- Directed by: Richard Weise
- Screenplay by: Gerald Vizenor
- Produced by: Dianne Brennan
- Starring: Charlie Hill; Cathleen Fuller; Bruce Murray; Deforest White Eagle; Michael Anthony Hall; James Noah; Edward W. Noreen;
- Narrated by: Charlie Hill
- Cinematography: Gregory M. Cummins, Sandra Maliga, Melinda Ward
- Edited by: Stephen E. Rivkin
- Music by: Buffy Sainte-Marie, Floyd Red Crow Westerman, Leo Kottke, James Quill Band
- Production company: FILM in the CITIES
- Distributed by: VisionMaker Video
- Release date: May 17, 1984 (Minneapolis, Minnesota);
- Running time: 33min 21 sec
- Country: United States
- Language: English

= Harold of Orange =

1984 film

Harold of Orange is a comedy short film directed by Richard Weise and produced by Dianne Brennan, with a screenplay by Gerald Vizenor.

== Plot ==
Tribal tricksters Harold Sinseer (Charlie Hill) and the Warriors of Orange, embark on a mission to give a proposal to the Bily foundation.
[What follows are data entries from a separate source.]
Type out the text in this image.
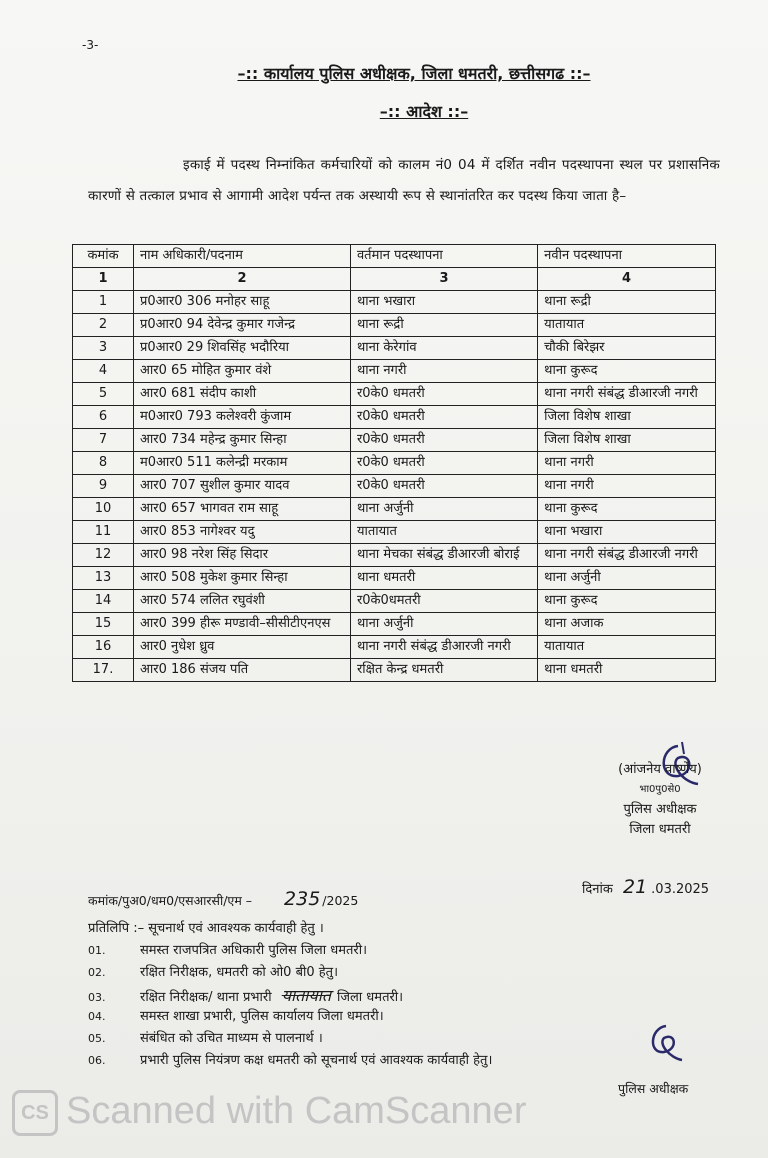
-3-
–:: कार्यालय पुलिस अधीक्षक, जिला धमतरी, छत्तीसगढ ::–
–:: आदेश ::–
इकाई में पदस्थ निम्नांकित कर्मचारियों को कालम नं0 04 में दर्शित नवीन पदस्थापना स्थल पर प्रशासनिक कारणों से तत्काल प्रभाव से आगामी आदेश पर्यन्त तक अस्थायी रूप से स्थानांतरित कर पदस्थ किया जाता है–
कमांक	नाम अधिकारी/पदनाम	वर्तमान पदस्थापना	नवीन पदस्थापना
1	2	3	4
1	प्र0आर0 306 मनोहर साहू	थाना भखारा	थाना रूद्री
2	प्र0आर0 94 देवेन्द्र कुमार गजेन्द्र	थाना रूद्री	यातायात
3	प्र0आर0 29 शिवसिंह भदौरिया	थाना केरेगांव	चौकी बिरेझर
4	आर0 65 मोहित कुमार वंशे	थाना नगरी	थाना कुरूद
5	आर0 681 संदीप काशी	र0के0 धमतरी	थाना नगरी संबंद्ध डीआरजी नगरी
6	म0आर0 793 कलेश्वरी कुंजाम	र0के0 धमतरी	जिला विशेष शाखा
7	आर0 734 महेन्द्र कुमार सिन्हा	र0के0 धमतरी	जिला विशेष शाखा
8	म0आर0 511 कलेन्द्री मरकाम	र0के0 धमतरी	थाना नगरी
9	आर0 707 सुशील कुमार यादव	र0के0 धमतरी	थाना नगरी
10	आर0 657 भागवत राम साहू	थाना अर्जुनी	थाना कुरूद
11	आर0 853 नागेश्वर यदु	यातायात	थाना भखारा
12	आर0 98 नरेश सिंह सिदार	थाना मेचका संबंद्ध डीआरजी बोराई	थाना नगरी संबंद्ध डीआरजी नगरी
13	आर0 508 मुकेश कुमार सिन्हा	थाना धमतरी	थाना अर्जुनी
14	आर0 574 ललित रघुवंशी	र0के0धमतरी	थाना कुरूद
15	आर0 399 हीरू मण्डावी–सीसीटीएनएस	थाना अर्जुनी	थाना अजाक
16	आर0 नुधेश ध्रुव	थाना नगरी संबंद्ध डीआरजी नगरी	यातायात
17.	आर0 186 संजय पति	रक्षित केन्द्र धमतरी	थाना धमतरी
(आंजनेय वार्ष्णेय)
भा0पु0से0
पुलिस अधीक्षक
जिला धमतरी
कमांक/पुअ0/धम0/एसआरसी/एम – 235 /2025
दिनांक 21 .03.2025
प्रतिलिपि :– सूचनार्थ एवं आवश्यक कार्यवाही हेतु ।
01.	समस्त राजपत्रित अधिकारी पुलिस जिला धमतरी।
02.	रक्षित निरीक्षक, धमतरी को ओ0 बी0 हेतु।
03.	रक्षित निरीक्षक/ थाना प्रभारी यातायात जिला धमतरी।
04.	समस्त शाखा प्रभारी, पुलिस कार्यालय जिला धमतरी।
05.	संबंधित को उचित माध्यम से पालनार्थ ।
06.	प्रभारी पुलिस नियंत्रण कक्ष धमतरी को सूचनार्थ एवं आवश्यक कार्यवाही हेतु।
पुलिस अधीक्षक
CS Scanned with CamScanner
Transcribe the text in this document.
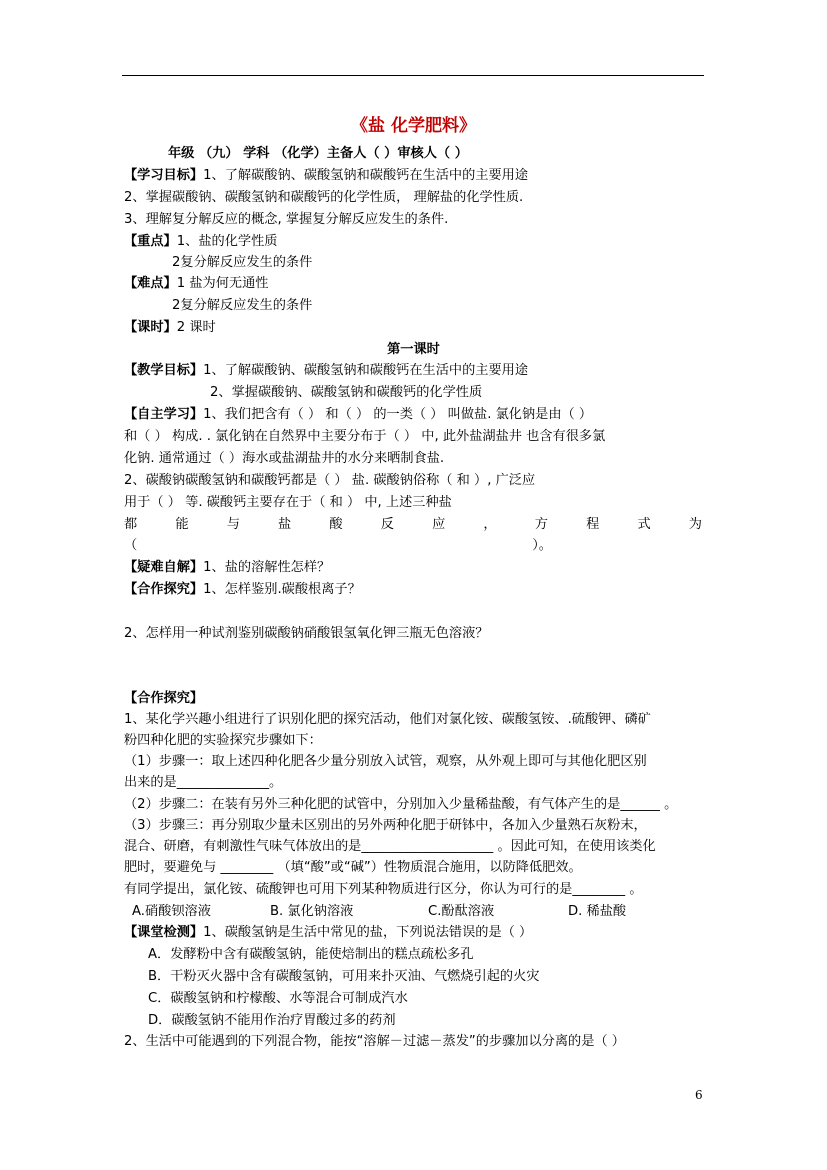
《盐 化学肥料》
年级 （九） 学科 （化学）主备人（ ）审核人（ ）
【学习目标】1、了解碳酸钠、碳酸氢钠和碳酸钙在生活中的主要用途
2、掌握碳酸钠、碳酸氢钠和碳酸钙的化学性质， 理解盐的化学性质.
3、理解复分解反应的概念, 掌握复分解反应发生的条件.
【重点】1、盐的化学性质
2复分解反应发生的条件
【难点】1 盐为何无通性
2复分解反应发生的条件
【课时】2 课时
第一课时
【教学目标】1、了解碳酸钠、碳酸氢钠和碳酸钙在生活中的主要用途
2、掌握碳酸钠、碳酸氢钠和碳酸钙的化学性质
【自主学习】1、我们把含有（ ） 和（ ） 的一类（ ） 叫做盐. 氯化钠是由（ ）
和（ ） 构成. . 氯化钠在自然界中主要分布于（ ） 中, 此外盐湖盐井 也含有很多氯
化钠. 通常通过（ ）海水或盐湖盐井的水分来晒制食盐.
2、碳酸钠碳酸氢钠和碳酸钙都是（ ） 盐. 碳酸钠俗称（ 和 ）, 广泛应
用于（ ） 等. 碳酸钙主要存在于（ 和 ） 中, 上述三种盐
都	能	与	盐	酸	反	应	，	方	程	式	为
（	）。
【疑难自解】1、盐的溶解性怎样？
【合作探究】1、怎样鉴别.碳酸根离子？
2、怎样用一种试剂鉴别碳酸钠硝酸银氢氧化钾三瓶无色溶液？
【合作探究】
1、某化学兴趣小组进行了识别化肥的探究活动，他们对氯化铵、碳酸氢铵、.硫酸钾、磷矿
粉四种化肥的实验探究步骤如下：
（1）步骤一：取上述四种化肥各少量分别放入试管，观察，从外观上即可与其他化肥区别
出来的是______________。
（2）步骤二：在装有另外三种化肥的试管中，分别加入少量稀盐酸，有气体产生的是______ 。
（3）步骤三：再分别取少量未区别出的另外两种化肥于研钵中，各加入少量熟石灰粉末，
混合、研磨，有刺激性气味气体放出的是____________________ 。因此可知，在使用该类化
肥时，要避免与 ________ （填“酸”或“碱”）性物质混合施用，以防降低肥效。
有同学提出，氯化铵、硫酸钾也可用下列某种物质进行区分，你认为可行的是________ 。
A.硝酸钡溶液	B. 氯化钠溶液	C.酚酞溶液	D. 稀盐酸
【课堂检测】1、碳酸氢钠是生活中常见的盐，下列说法错误的是（ ）
A．发酵粉中含有碳酸氢钠，能使焙制出的糕点疏松多孔
B．干粉灭火器中含有碳酸氢钠，可用来扑灭油、气燃烧引起的火灾
C．碳酸氢钠和柠檬酸、水等混合可制成汽水
D．碳酸氢钠不能用作治疗胃酸过多的药剂
2、生活中可能遇到的下列混合物，能按“溶解－过滤－蒸发”的步骤加以分离的是（ ）
6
Harold and company are looking to obtain a grant to produce miniature oranges and pinch beans. In the story, Harold's proposal is presented in a way that he states will "revolutionize the reservation way of life". Harold convinces both the Warriors of Orange and the foundation, that the miniature oranges and pinch beans will diminish alcoholism, spark political discussions and open the market for coffee shops across the reservation he lives.

== Production ==
The original screenplay done by Gerald Vizenor, is an example of Native American comedy and examines different types of humor. There are three types of humor involved in both the screenplay and the film. Indians making fun of themselves, making fun of historical events and the most controversial, making fun of whites. Through subversive satire, Harold sheds light on the irony of the bureaucracy of business between whites and the Native people. The film also touches on key issues such as the treatment of Indian remains, the Bureau of Indian Affairs and how Native Americans and whites are viewed stereotypically. Through its humorous treatment, applied to both Indians' and whites' behavior motives, the film makes an unusual multifaceted comment on contemporary Native American life.

== Cast ==
The film cast includes:
- Charlie Hill
- Barbara Davidson
- Cathleen Fuller
- Michael Anthony Hall
- Bruce Murray
- James Noah
- Edward W. Noreen
- Deforest White Eagle
- Alan Woodward
- Neil Buckanaga
- William R. Laroque
- William Pensoneau

== Personnel ==
The personnel of the film are:
- Production Manager-Kirk Hokanson
- Casting Director- Sherry Virsen
- Production Sound Mixer- Matthew Quast
- Costumes- Sonya Berlovitz
- Make-up Advisor- Gary Boham
- Assistant Camera- Jerry Pope
- Field Production- Sheryl Mousley
- Set Decorator- Laila Schirrmeister
- Editing Assistant- Therese Kunz
- Location Scouts- David Dancyger/Curtis Wenzel
- Production Equipment- Lighthouse Inc.
- Music Recording Studio- The Village Recorder.

== Soundtrack ==
The film's soundtrack consists of the following tracks:

| Title | Credits |
|---|---|
| "Trickster" and "Fast Bucks" | Written and Performed by: Buffy Sainte-Marie |
| "49-Song" | Arranged and Performed by: Buffy Sainte-Marie & Floyd Red Crow Westerman |
| "When Shrimps Learn to Whistle"; "June Bug"; "Machine #2"; | Written and Performed by: Leo Kottke Published by: Round Wound Inc. |
| "Cripple Creek" | Traditional, Arranged and Performed by: Leo Kottke Published by: Round Wound Inc. |
| "How Long Have You Been Blind?" | Written by: Floyd Red Crow Westerman and the James Quill Band Published by: Clara Music |
| "BIA Blues" | Written by- Floyd Red Crow Westerman and the James Quill Band Published by: RedCrow Publishing |

== Funding ==
The film received funding from the Northwest Area Foundation, National Endowment for the Arts, the Archie D. and Bertha B. Walker Foundation, and assistance from: The Sundance Institute.